Now, in Sochi, Leontiev told McFaul not to take his commentaries personally—he was just doing his job. The exchange left McFaul depressed. For two years, some Russians told him, “It’s all a game.” They called it pragmatism, but McFaul saw it as cynicism—a way to cope with ethical dilemmas. McFaul worried that “no amount of understanding, no amount of appreciation of Russian culture and history, no amount of engagement was ever going to close my disagreement with these cynics.” One day after McFaul landed back in California, the world learned that Putin had invaded Ukraine. 

Despite rebuffs by the Putin regime, McFaul has tried to retain a balanced view. He asserts that the United States played no direct role in sparking protests against Russia’s rigged election in 2011. Muscovites did not gather on a rainy evening on December 5 in response to some American signal. As ambassador, McFaul never once attended a political rally in Russia.

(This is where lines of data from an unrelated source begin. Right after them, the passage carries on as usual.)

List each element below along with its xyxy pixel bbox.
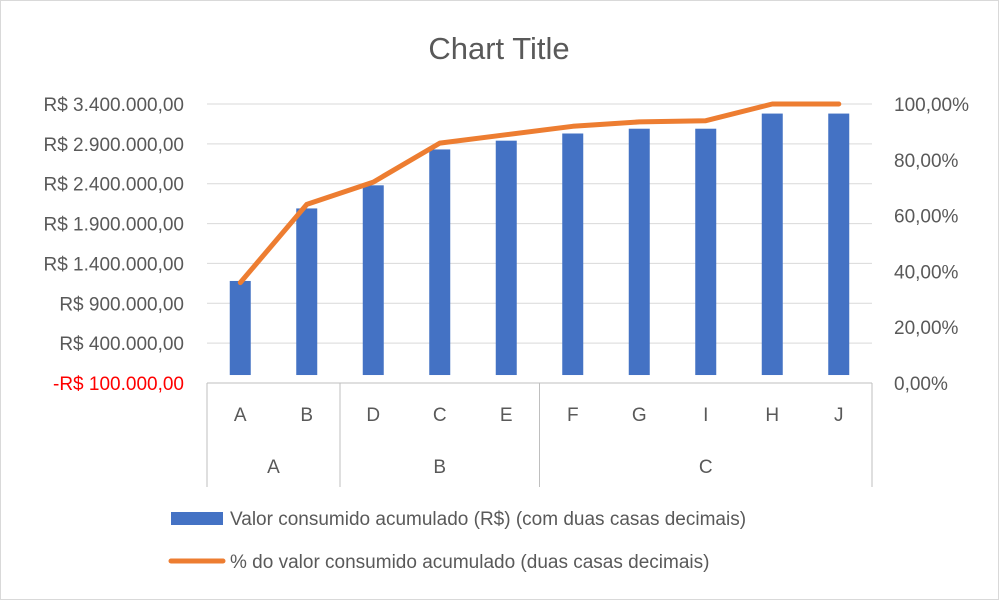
bar <box>429 149 451 376</box>
category-label: H <box>765 405 779 426</box>
left-tick-label: R$ 900.000,00 <box>59 294 184 315</box>
bar <box>296 208 318 376</box>
right-tick-label: 0,00% <box>894 374 948 395</box>
left-tick-label: R$ 2.400.000,00 <box>43 175 184 196</box>
group-label: A <box>267 457 280 478</box>
left-tick-label: R$ 1.900.000,00 <box>43 215 184 236</box>
bar <box>229 280 251 376</box>
bar <box>761 113 783 376</box>
left-tick-label: R$ 1.400.000,00 <box>43 254 184 275</box>
bar <box>362 185 384 376</box>
category-label: B <box>300 405 313 426</box>
category-label: F <box>567 405 579 426</box>
left-tick-label: -R$ 100.000,00 <box>53 374 184 395</box>
legend: Valor consumido acumulado (R$) (com duas… <box>168 509 746 573</box>
bar <box>828 113 850 376</box>
gridlines <box>207 103 872 384</box>
category-label: A <box>234 405 247 426</box>
right-tick-label: 100,00% <box>894 95 969 116</box>
legend-line-label: % do valor consumido acumulado (duas cas… <box>230 552 709 573</box>
category-label: J <box>834 405 844 426</box>
left-tick-label: R$ 3.400.000,00 <box>43 95 184 116</box>
right-tick-label: 40,00% <box>894 262 959 283</box>
right-axis-labels: 0,00% 20,00% 40,00% 60,00% 80,00% 100,00% <box>894 95 969 395</box>
left-axis-labels: -R$ 100.000,00 R$ 400.000,00 R$ 900.000,00… <box>43 95 184 395</box>
category-label: D <box>366 405 380 426</box>
category-axis: A B D C E F G I H J A B C <box>206 382 873 487</box>
right-tick-label: 60,00% <box>894 207 959 228</box>
category-label: G <box>632 405 647 426</box>
line-series <box>237 101 842 286</box>
category-label: E <box>500 405 513 426</box>
group-label: B <box>433 457 446 478</box>
category-label: I <box>703 405 708 426</box>
right-tick-label: 20,00% <box>894 318 959 339</box>
legend-bar-label: Valor consumido acumulado (R$) (com duas… <box>230 509 746 530</box>
left-tick-label: R$ 400.000,00 <box>59 334 184 355</box>
bar <box>628 128 650 376</box>
legend-bar-swatch <box>171 512 223 525</box>
bar-series <box>229 113 850 376</box>
series-line <box>237 101 842 286</box>
bar <box>562 133 584 376</box>
group-label: C <box>699 457 713 478</box>
bar <box>495 140 517 376</box>
bar <box>695 128 717 376</box>
category-label: C <box>433 405 447 426</box>
chart-title: Chart Title <box>428 31 569 66</box>
left-tick-label: R$ 2.900.000,00 <box>43 135 184 156</box>
right-tick-label: 80,00% <box>894 151 959 172</box>
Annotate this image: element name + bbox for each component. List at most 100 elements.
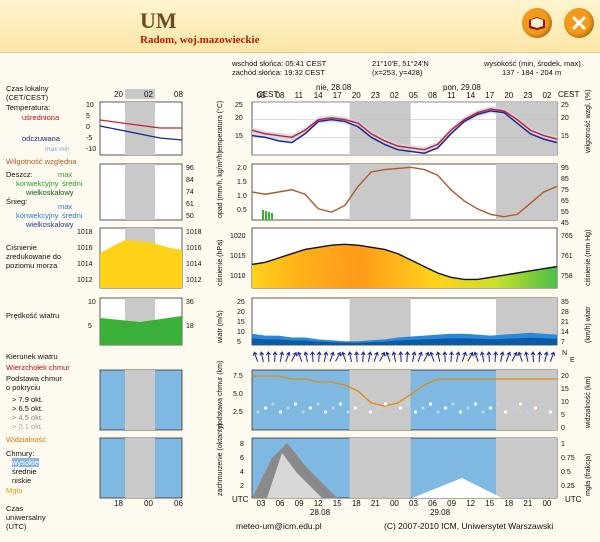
- pressure-area: [252, 244, 557, 288]
- cloud-dot: [526, 410, 530, 414]
- contact-email[interactable]: meteo-um@icm.edu.pl: [236, 521, 322, 531]
- wind-arrow: [479, 351, 485, 362]
- small-perc-line: [99, 125, 183, 141]
- cover-axis: 6: [240, 455, 244, 462]
- cloud-dot: [278, 410, 283, 414]
- cloud-axis-right: 10: [561, 399, 569, 406]
- panel-vlabel: ciśnienie (hPa): [217, 240, 224, 286]
- wind-night-band: [349, 298, 411, 345]
- dir-e: E: [570, 357, 575, 364]
- utc-hour-label: 06: [428, 499, 437, 508]
- wind-arrow: [373, 351, 379, 362]
- snow-scale-label: wielkoskalowy: [26, 220, 74, 229]
- utc-hour-label: 15: [485, 499, 494, 508]
- wind-arrow: [473, 351, 479, 362]
- wind-axis: 20: [237, 309, 245, 316]
- temp-minmax-label: max min: [45, 146, 70, 153]
- rain-scale-label: wielkoskalowy: [26, 188, 74, 197]
- hour-label: 20: [504, 91, 513, 100]
- snow-mean-label: średni: [62, 211, 83, 220]
- cloud-high-label: wysokie: [12, 458, 39, 467]
- cloud-dot: [548, 410, 553, 414]
- pressure-axis-right: 758: [561, 273, 573, 280]
- cloud-dot: [263, 406, 268, 410]
- hour-label: 02: [390, 91, 399, 100]
- precip-axis-right: 55: [561, 209, 569, 216]
- utc-label-right: UTC: [565, 495, 582, 504]
- cloud-dot: [293, 402, 298, 406]
- precip-axis: 0.5: [237, 207, 247, 214]
- wind-axis-right: 14: [561, 329, 569, 336]
- close-button[interactable]: [564, 8, 594, 38]
- cloud-axis: 5.0: [233, 391, 243, 398]
- wind-arrow: [499, 351, 505, 362]
- humidity-label: Wilgotność względna: [6, 157, 77, 166]
- wind-arrow: [279, 351, 285, 362]
- fog-label: Mgła: [6, 486, 23, 495]
- utc-day2: 29.08: [430, 508, 451, 517]
- coordinates-text: 21°10'E, 51°24'N: [372, 59, 429, 68]
- rain-mean-label: średni: [62, 179, 83, 188]
- hour-label: 23: [523, 91, 532, 100]
- wind-arrow: [524, 351, 529, 362]
- cloudcover-label: Chmury:: [6, 449, 35, 458]
- utc-hour-label: 00: [390, 499, 399, 508]
- temp-axis: 25: [235, 102, 243, 109]
- utc-hour-label: 09: [447, 499, 456, 508]
- small-pressure-area: [100, 240, 182, 288]
- temp-axis-right: 15: [561, 133, 569, 140]
- wind-arrow: [259, 351, 265, 362]
- book-icon: [529, 17, 545, 30]
- cloud-dot: [481, 410, 485, 414]
- cover-axis: 4: [240, 469, 244, 476]
- cloud-dot: [443, 406, 448, 410]
- wind-arrow: [303, 351, 309, 362]
- temp-axis: 15: [235, 133, 243, 140]
- temp-axis: 20: [235, 115, 243, 122]
- cloud-dot: [436, 410, 440, 414]
- cloud-dot: [368, 410, 373, 414]
- small-wind-axis-right: 36: [186, 299, 194, 306]
- rain-max-label: max: [58, 170, 73, 179]
- cloud-dot: [428, 402, 433, 406]
- cloud-dot: [458, 410, 463, 414]
- panel-vlabel: temperatura (°C): [216, 101, 224, 153]
- wind-arrow: [455, 351, 461, 362]
- small-hour-label: 02: [144, 90, 153, 99]
- cloud-dot: [361, 402, 365, 406]
- wind-arrow: [341, 351, 347, 362]
- cloud-axis-right: 20: [561, 373, 569, 380]
- cloud-axis: 7.5: [233, 373, 243, 380]
- panel-vlabel: podstawa chmur (km): [217, 361, 224, 428]
- book-button[interactable]: [522, 8, 552, 38]
- pressure-axis: 1015: [230, 253, 246, 260]
- small-press-axis: 1012: [77, 277, 93, 284]
- wind-axis-right: 28: [561, 309, 569, 316]
- universal-time-label: Czas uniwersalny (UTC): [6, 504, 46, 531]
- hour-label: 11: [295, 91, 304, 100]
- small-cloud-night-band: [125, 370, 155, 430]
- cloud-dot: [338, 402, 343, 406]
- utc-hour-label: 03: [257, 499, 266, 508]
- wind-axis: 25: [237, 299, 245, 306]
- precip-axis-right: 95: [561, 165, 569, 172]
- small-precip-night-band: [125, 164, 155, 220]
- precip-axis-right: 65: [561, 198, 569, 205]
- temp-axis-right: 25: [561, 102, 569, 109]
- cloud-dot: [413, 410, 418, 414]
- wind-arrow: [517, 351, 523, 362]
- small-temp-axis: 5: [86, 113, 90, 120]
- small-press-axis: 1014: [77, 261, 93, 268]
- wind-arrow: [347, 351, 353, 362]
- small-temp-night-band: [125, 102, 155, 155]
- wind-arrow: [323, 351, 329, 362]
- precip-axis-right: 85: [561, 176, 569, 183]
- cloud-mid-label: średnie: [12, 467, 37, 476]
- cloud-dot: [533, 406, 538, 410]
- wind-axis-right: 7: [561, 339, 565, 346]
- okt-65-label: > 6.5 okt.: [12, 404, 44, 413]
- elevation-values: 137 - 184 - 204 m: [502, 68, 562, 77]
- cloud-dot: [503, 410, 508, 414]
- hour-label: 14: [314, 91, 323, 100]
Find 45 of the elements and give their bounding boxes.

Still, he says, Putin was correct that the United States promoted democracy and worked to defend human rights in Russia. McFaul says that the United States “did not fund the political opposition.” One page later, however, he reports that in 2011 U.S. funding for democracy and election programs in Russia totaled $9 million (much less than U.S. contributions in 1973 to anti-Allende forces in Chile). U.S. support went to groups the embassy regarded as nonpartisan. If these groups supported free and fair elections, the Kremlin saw them as anti-Putin.

The idealist-realist scorned: McFaul was the first U.S. ambassador since George F. Kennan in 1950 whom the Kremlin declared persona non grata. Having reviewed the first year of Trump’s bumbling attempts to appease the Putin regime, McFaul concludes that “the hot peace, tragically but perhaps necessarily, seems here to stay."

His book is a must not only for specialists but for any reader trying to understand how and why U.S.-Russian relations have gone from Bill Clinton’s embrace of Boris Yeltsin to confrontations on many fronts—because and in spite of Donald Trump’s election and his policies.